Frankfurter Allgemeine Zeitung (Frankfurt):
"Auch wenn das Grundgesetz für einen solchen Schritt - gegen Entschädigung - gewisse Spielräume eröffnet, kommt ein so einschneidender Eingriff in private Eigentumsrechte und Vertragsfreiheit als tragende Elemente einer Marktwirtschaft einem Tabubruch gleich. Er erfordert deswegen eine besondere Legitimation, sonst läuft das Land Gefahr, dass sich Investoren abwenden. Den Beleg dafür, dass das Enteignungsgesetz notwendig ist, hat die Regierung noch nicht erbracht. Tatsächlich will sie wohl auch nur schnell eine Drohkulisse aufbauen, um die Eigentümer eines bestimmten Kreditinstituts - es geht im Moment nur um den Immobilienfinanzierer Hypo Real Estate - zur Kooperation zu bewegen. Das hat etwas Fragwürdiges."
Die Welt (Berlin):
Tabus gibt es für die Regierung erklärtermaßen in diesen Zeiten der Krise nicht. Das wurde dem Publikum gestern einmal mehr deutlich gemacht. Das Kabinett stimmte dem Finanzmarkt-Stabilisierungsgesetz zu. An dieser Stelle hat die Koalition ihre erste Schlacht allerdings schon verloren. Der Volksmund nennt das Werk schlicht 'Enteignungsgesetz'. Denn genau das ist es."
Münchner Merkur (München):
"Darf Deutschland, darf die Bundeskanzlerin einen privaten Konzern verstaatlichen und dessen Besitzer enteignen? Sie darf und sie muss es sogar, wenn der Geldkreislauf und die Stabilität der Gesamtwirtschaft anders nicht aufrecht zu erhalten sind. So wie im Fall der Hypo Real Estate, wo der Großaktionär Flowers mit völlig überzogenen Geldforderungen die Konzernrettung durch den Staat zu torpedieren droht. Mit Marx und DDR hat das nichts zu tun. Vielmehr handelt die Kanzlerin treuhänderisch im Sinne der Steuerzahler."
Süddeutsche Zeitung (München):
"Die Eigentumsgarantie ist ein Eckpfeiler der Verfassung, Enteignungen sind - gegen Entschädigung wohlgemerkt - nur im Ausnahmefall möglich. Die Causa HRE ist ein solcher Ausnahmefall, wobei man sogar fragen kann, ob der Begriff Enteignung hier überhaupt korrekt ist. Richtiger wäre wohl, dass die Regierung aus gesamtwirtschaftlichen Erwägungen heraus ein Institut übernimmt, das sie seit Monaten künstlich am Leben erhält, dessen Eigentümer sich ergo als unfähig erwiesen haben. Letztlich ist eine Verstaatlichung damit sogar aus marktwirtschaftlicher Sicht konsequent."

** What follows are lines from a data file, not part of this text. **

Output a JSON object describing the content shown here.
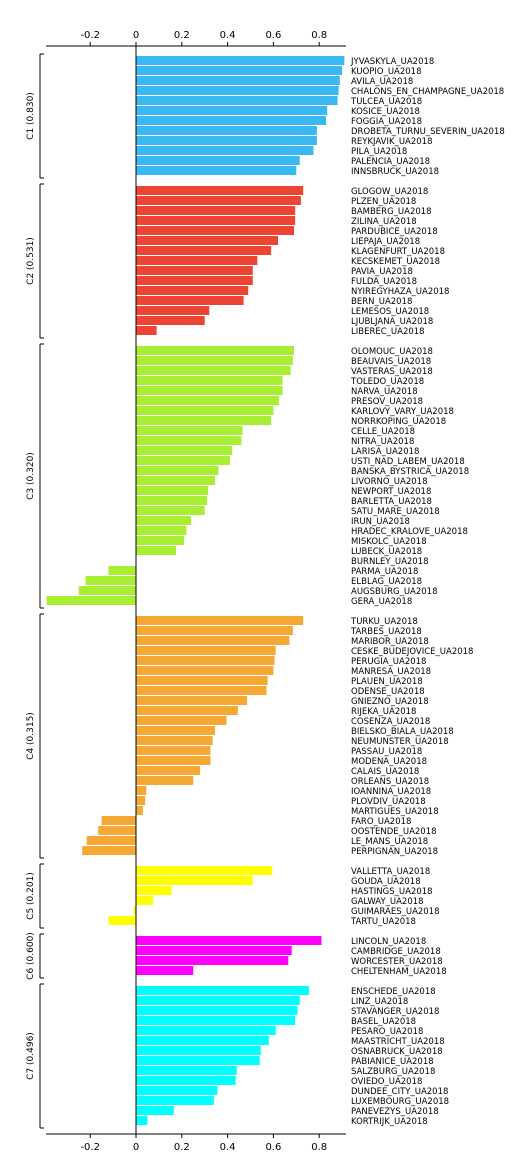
{
  "chart_data": {
    "type": "bar",
    "orientation": "horizontal",
    "xlim": [
      -0.4,
      0.9
    ],
    "x_ticks": [
      "-0.2",
      "0",
      "0.2",
      "0.4",
      "0.6",
      "0.8"
    ],
    "grid": false,
    "legend": "none",
    "clusters": [
      {
        "label": "C1 (0.830)",
        "color": "#39b8f2",
        "items": [
          {
            "name": "JYVASKYLA_UA2018",
            "value": 0.91
          },
          {
            "name": "KUOPIO_UA2018",
            "value": 0.9
          },
          {
            "name": "AVILA_UA2018",
            "value": 0.89
          },
          {
            "name": "CHALONS_EN_CHAMPAGNE_UA2018",
            "value": 0.885
          },
          {
            "name": "TULCEA_UA2018",
            "value": 0.88
          },
          {
            "name": "KOSICE_UA2018",
            "value": 0.835
          },
          {
            "name": "FOGGIA_UA2018",
            "value": 0.83
          },
          {
            "name": "DROBETA_TURNU_SEVERIN_UA2018",
            "value": 0.79
          },
          {
            "name": "REYKJAVIK_UA2018",
            "value": 0.79
          },
          {
            "name": "PILA_UA2018",
            "value": 0.775
          },
          {
            "name": "PALENCIA_UA2018",
            "value": 0.715
          },
          {
            "name": "INNSBRUCK_UA2018",
            "value": 0.7
          }
        ]
      },
      {
        "label": "C2 (0.531)",
        "color": "#ee4433",
        "items": [
          {
            "name": "GLOGOW_UA2018",
            "value": 0.73
          },
          {
            "name": "PLZEN_UA2018",
            "value": 0.72
          },
          {
            "name": "BAMBERG_UA2018",
            "value": 0.695
          },
          {
            "name": "ZILINA_UA2018",
            "value": 0.695
          },
          {
            "name": "PARDUBICE_UA2018",
            "value": 0.69
          },
          {
            "name": "LIEPAJA_UA2018",
            "value": 0.62
          },
          {
            "name": "KLAGENFURT_UA2018",
            "value": 0.59
          },
          {
            "name": "KECSKEMET_UA2018",
            "value": 0.53
          },
          {
            "name": "PAVIA_UA2018",
            "value": 0.51
          },
          {
            "name": "FULDA_UA2018",
            "value": 0.51
          },
          {
            "name": "NYIREGYHAZA_UA2018",
            "value": 0.49
          },
          {
            "name": "BERN_UA2018",
            "value": 0.47
          },
          {
            "name": "LEMESOS_UA2018",
            "value": 0.32
          },
          {
            "name": "LJUBLJANA_UA2018",
            "value": 0.3
          },
          {
            "name": "LIBEREC_UA2018",
            "value": 0.09
          }
        ]
      },
      {
        "label": "C3 (0.320)",
        "color": "#a8ee33",
        "items": [
          {
            "name": "OLOMOUC_UA2018",
            "value": 0.69
          },
          {
            "name": "BEAUVAIS_UA2018",
            "value": 0.685
          },
          {
            "name": "VASTERAS_UA2018",
            "value": 0.675
          },
          {
            "name": "TOLEDO_UA2018",
            "value": 0.64
          },
          {
            "name": "NARVA_UA2018",
            "value": 0.64
          },
          {
            "name": "PRESOV_UA2018",
            "value": 0.625
          },
          {
            "name": "KARLOVY_VARY_UA2018",
            "value": 0.6
          },
          {
            "name": "NORRKOPING_UA2018",
            "value": 0.59
          },
          {
            "name": "CELLE_UA2018",
            "value": 0.465
          },
          {
            "name": "NITRA_UA2018",
            "value": 0.46
          },
          {
            "name": "LARISA_UA2018",
            "value": 0.42
          },
          {
            "name": "USTI_NAD_LABEM_UA2018",
            "value": 0.41
          },
          {
            "name": "BANSKA_BYSTRICA_UA2018",
            "value": 0.36
          },
          {
            "name": "LIVORNO_UA2018",
            "value": 0.345
          },
          {
            "name": "NEWPORT_UA2018",
            "value": 0.315
          },
          {
            "name": "BARLETTA_UA2018",
            "value": 0.31
          },
          {
            "name": "SATU_MARE_UA2018",
            "value": 0.3
          },
          {
            "name": "IRUN_UA2018",
            "value": 0.24
          },
          {
            "name": "HRADEC_KRALOVE_UA2018",
            "value": 0.22
          },
          {
            "name": "MISKOLC_UA2018",
            "value": 0.21
          },
          {
            "name": "LUBECK_UA2018",
            "value": 0.175
          },
          {
            "name": "BURNLEY_UA2018",
            "value": 0.0
          },
          {
            "name": "PARMA_UA2018",
            "value": -0.12
          },
          {
            "name": "ELBLAG_UA2018",
            "value": -0.22
          },
          {
            "name": "AUGSBURG_UA2018",
            "value": -0.25
          },
          {
            "name": "GERA_UA2018",
            "value": -0.39
          }
        ]
      },
      {
        "label": "C4 (0.315)",
        "color": "#f5a833",
        "items": [
          {
            "name": "TURKU_UA2018",
            "value": 0.73
          },
          {
            "name": "TARBES_UA2018",
            "value": 0.685
          },
          {
            "name": "MARIBOR_UA2018",
            "value": 0.67
          },
          {
            "name": "CESKE_BUDEJOVICE_UA2018",
            "value": 0.61
          },
          {
            "name": "PERUGIA_UA2018",
            "value": 0.605
          },
          {
            "name": "MANRESA_UA2018",
            "value": 0.6
          },
          {
            "name": "PLAUEN_UA2018",
            "value": 0.575
          },
          {
            "name": "ODENSE_UA2018",
            "value": 0.57
          },
          {
            "name": "GNIEZNO_UA2018",
            "value": 0.485
          },
          {
            "name": "RIJEKA_UA2018",
            "value": 0.445
          },
          {
            "name": "COSENZA_UA2018",
            "value": 0.395
          },
          {
            "name": "BIELSKO_BIALA_UA2018",
            "value": 0.345
          },
          {
            "name": "NEUMUNSTER_UA2018",
            "value": 0.335
          },
          {
            "name": "PASSAU_UA2018",
            "value": 0.325
          },
          {
            "name": "MODENA_UA2018",
            "value": 0.325
          },
          {
            "name": "CALAIS_UA2018",
            "value": 0.28
          },
          {
            "name": "ORLEANS_UA2018",
            "value": 0.25
          },
          {
            "name": "IOANNINA_UA2018",
            "value": 0.045
          },
          {
            "name": "PLOVDIV_UA2018",
            "value": 0.04
          },
          {
            "name": "MARTIGUES_UA2018",
            "value": 0.03
          },
          {
            "name": "FARO_UA2018",
            "value": -0.15
          },
          {
            "name": "OOSTENDE_UA2018",
            "value": -0.165
          },
          {
            "name": "LE_MANS_UA2018",
            "value": -0.215
          },
          {
            "name": "PERPIGNAN_UA2018",
            "value": -0.235
          }
        ]
      },
      {
        "label": "C5 (0.201)",
        "color": "#ffff00",
        "items": [
          {
            "name": "VALLETTA_UA2018",
            "value": 0.595
          },
          {
            "name": "GOUDA_UA2018",
            "value": 0.51
          },
          {
            "name": "HASTINGS_UA2018",
            "value": 0.155
          },
          {
            "name": "GALWAY_UA2018",
            "value": 0.075
          },
          {
            "name": "GUIMARAES_UA2018",
            "value": -0.01
          },
          {
            "name": "TARTU_UA2018",
            "value": -0.12
          }
        ]
      },
      {
        "label": "C6 (0.600)",
        "color": "#ff00ff",
        "items": [
          {
            "name": "LINCOLN_UA2018",
            "value": 0.81
          },
          {
            "name": "CAMBRIDGE_UA2018",
            "value": 0.68
          },
          {
            "name": "WORCESTER_UA2018",
            "value": 0.665
          },
          {
            "name": "CHELTENHAM_UA2018",
            "value": 0.25
          }
        ]
      },
      {
        "label": "C7 (0.496)",
        "color": "#00ffff",
        "items": [
          {
            "name": "ENSCHEDE_UA2018",
            "value": 0.755
          },
          {
            "name": "LINZ_UA2018",
            "value": 0.715
          },
          {
            "name": "STAVANGER_UA2018",
            "value": 0.705
          },
          {
            "name": "BASEL_UA2018",
            "value": 0.695
          },
          {
            "name": "PESARO_UA2018",
            "value": 0.61
          },
          {
            "name": "MAASTRICHT_UA2018",
            "value": 0.58
          },
          {
            "name": "OSNABRUCK_UA2018",
            "value": 0.545
          },
          {
            "name": "PABIANICE_UA2018",
            "value": 0.54
          },
          {
            "name": "SALZBURG_UA2018",
            "value": 0.44
          },
          {
            "name": "OVIEDO_UA2018",
            "value": 0.435
          },
          {
            "name": "DUNDEE_CITY_UA2018",
            "value": 0.355
          },
          {
            "name": "LUXEMBOURG_UA2018",
            "value": 0.34
          },
          {
            "name": "PANEVEZYS_UA2018",
            "value": 0.165
          },
          {
            "name": "KORTRIJK_UA2018",
            "value": 0.05
          }
        ]
      }
    ]
  }
}
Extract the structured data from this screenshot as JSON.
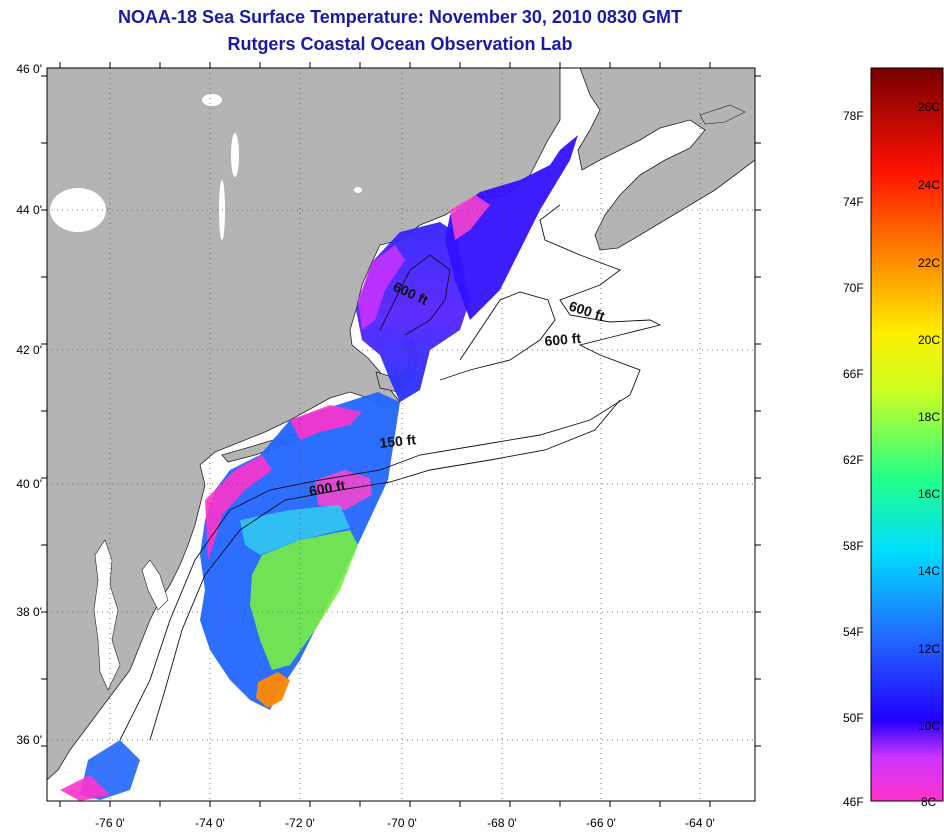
{
  "title": "NOAA-18 Sea Surface Temperature:  November 30, 2010 0830 GMT",
  "subtitle": "Rutgers Coastal Ocean Observation Lab",
  "lat_ticks": [
    "46 0'",
    "44 0'",
    "42 0'",
    "40 0'",
    "38 0'",
    "36 0'"
  ],
  "lon_ticks": [
    "-76 0'",
    "-74 0'",
    "-72 0'",
    "-70 0'",
    "-68 0'",
    "-66 0'",
    "-64 0'"
  ],
  "lon_range": [
    -77,
    -63
  ],
  "lat_range": [
    35,
    46
  ],
  "grid": "dotted",
  "contours": [
    {
      "label": "600 ft"
    },
    {
      "label": "600 ft"
    },
    {
      "label": "600 ft"
    },
    {
      "label": "150 ft"
    },
    {
      "label": "600 ft"
    }
  ],
  "colorbar": {
    "fahrenheit": [
      "78F",
      "74F",
      "70F",
      "66F",
      "62F",
      "58F",
      "54F",
      "50F",
      "46F"
    ],
    "celsius": [
      "26C",
      "24C",
      "22C",
      "20C",
      "18C",
      "16C",
      "14C",
      "12C",
      "10C",
      "8C"
    ],
    "range_c": [
      8,
      27
    ],
    "colors": [
      "#ff33cc",
      "#9933ff",
      "#2222ff",
      "#2288ff",
      "#00ffff",
      "#66ff66",
      "#ffff00",
      "#ff9900",
      "#ff0000",
      "#800000"
    ]
  },
  "colors": {
    "land": "#b4b4b4",
    "ocean": "#ffffff",
    "title": "#1a1aa6"
  }
}
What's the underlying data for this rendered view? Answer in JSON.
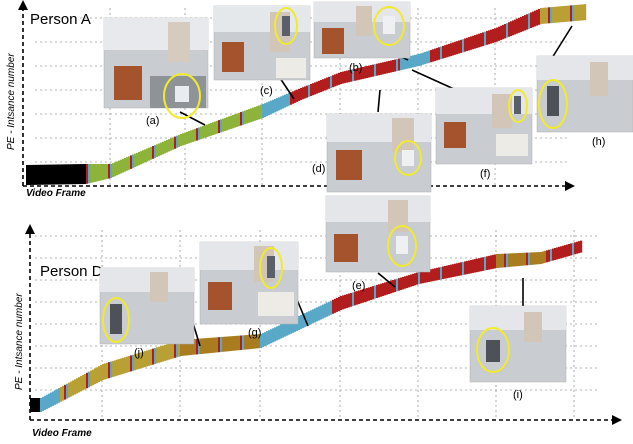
{
  "panels": [
    {
      "title": "Person A",
      "ylabel": "PE - Intsance number",
      "xlabel": "Video Frame",
      "thumb_labels": [
        "(a)",
        "(b)",
        "(c)",
        "(d)",
        "(f)",
        "(h)"
      ]
    },
    {
      "title": "Person D",
      "ylabel": "PE - Intsance number",
      "xlabel": "Video Frame",
      "thumb_labels": [
        "(e)",
        "(g)",
        "(j)",
        "(i)"
      ]
    }
  ],
  "colors": {
    "green": "#8db33a",
    "red": "#b21d1d",
    "blue": "#5aa8c8",
    "olive": "#b8a034",
    "brown": "#a87c1f",
    "black": "#000000",
    "highlight": "#f1ea2d"
  }
}
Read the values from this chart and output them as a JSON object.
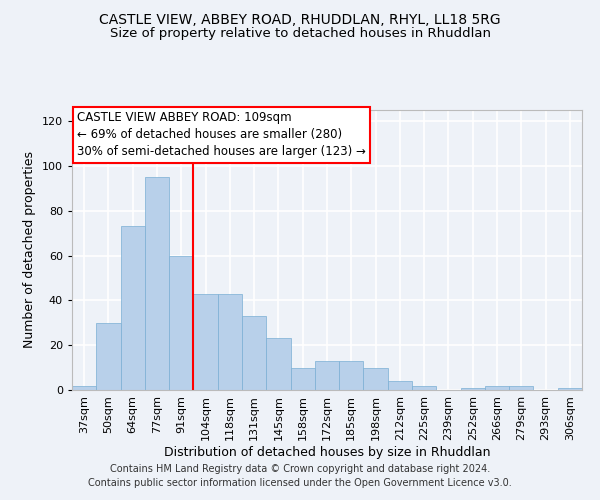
{
  "title_line1": "CASTLE VIEW, ABBEY ROAD, RHUDDLAN, RHYL, LL18 5RG",
  "title_line2": "Size of property relative to detached houses in Rhuddlan",
  "xlabel": "Distribution of detached houses by size in Rhuddlan",
  "ylabel": "Number of detached properties",
  "categories": [
    "37sqm",
    "50sqm",
    "64sqm",
    "77sqm",
    "91sqm",
    "104sqm",
    "118sqm",
    "131sqm",
    "145sqm",
    "158sqm",
    "172sqm",
    "185sqm",
    "198sqm",
    "212sqm",
    "225sqm",
    "239sqm",
    "252sqm",
    "266sqm",
    "279sqm",
    "293sqm",
    "306sqm"
  ],
  "values": [
    2,
    30,
    73,
    95,
    60,
    43,
    43,
    33,
    23,
    10,
    13,
    13,
    10,
    4,
    2,
    0,
    1,
    2,
    2,
    0,
    1
  ],
  "bar_color": "#b8d0ea",
  "bar_edge_color": "#7aafd4",
  "annotation_text_line1": "CASTLE VIEW ABBEY ROAD: 109sqm",
  "annotation_text_line2": "← 69% of detached houses are smaller (280)",
  "annotation_text_line3": "30% of semi-detached houses are larger (123) →",
  "annotation_box_color": "white",
  "annotation_box_edge_color": "red",
  "vline_color": "red",
  "vline_x_index": 5,
  "ylim": [
    0,
    125
  ],
  "yticks": [
    0,
    20,
    40,
    60,
    80,
    100,
    120
  ],
  "footer_line1": "Contains HM Land Registry data © Crown copyright and database right 2024.",
  "footer_line2": "Contains public sector information licensed under the Open Government Licence v3.0.",
  "background_color": "#eef2f8",
  "grid_color": "white",
  "title_fontsize": 10,
  "subtitle_fontsize": 9.5,
  "axis_label_fontsize": 9,
  "tick_fontsize": 8,
  "annotation_fontsize": 8.5,
  "footer_fontsize": 7
}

Schwäbische Zeitung (Leutkirch):
"Der Steuerzahler hat bereits mehr als 100 Milliarden Euro in den Konzern gepumpt. Aber die Besitzer sind immer noch nicht in der Lage, einen Zusammenbruch abzuwenden. Der aber könnte neben dem Totalverlust für Aktionäre und Investoren eben auch eine Lawine auslösen, unter der auch andere Finanzinstitute verschüttet werden - und damit die Grundversorgung mit Kapital für unsere Volkswirtschaft. Das muss die Regierung verhindern und deshalb ein eng beschränktes Enteignungsgesetz in Sachen HRE beschließen. Es wäre aber gut, wenn sie es nicht anwenden müsste."
Badische Zeitung (Freiburg):
"Natürlich muss sich der Finanzminister fragen lassen, warum der Staat zuerst Milliardenbeträge an eine marode Bank gibt, um Monate später in die Eigentümerstruktur einzugreifen. Aus heutiger Sicht wäre es besser gewesen, die Hypo Real Estate gleich bei der ersten Rettungsaktion auf ein neues Fundament zu stellen. Andererseits muss der Regierung auch zugute gehalten werden, dass im vergangenen Herbst die Schieflage der Bank wohl noch nicht absehbar war."
Financial Times Deutschland (Hamburg):
"Außerhalb des Bankensystems ist die Lage völlig anders. Grundsätzlich sollte der Staat sich hier aus der Rettung einzelner Unternehmen heraushalten. Bei Opel oder Schaeffler geht es ja nicht um eine geordnete Abwicklung, sondern um eine Restrukturierung mit ungewissen Erfolgsaussichten. Geht es am Ende schief, bleibt der Staat auf einer dicken Rechnung sitzen."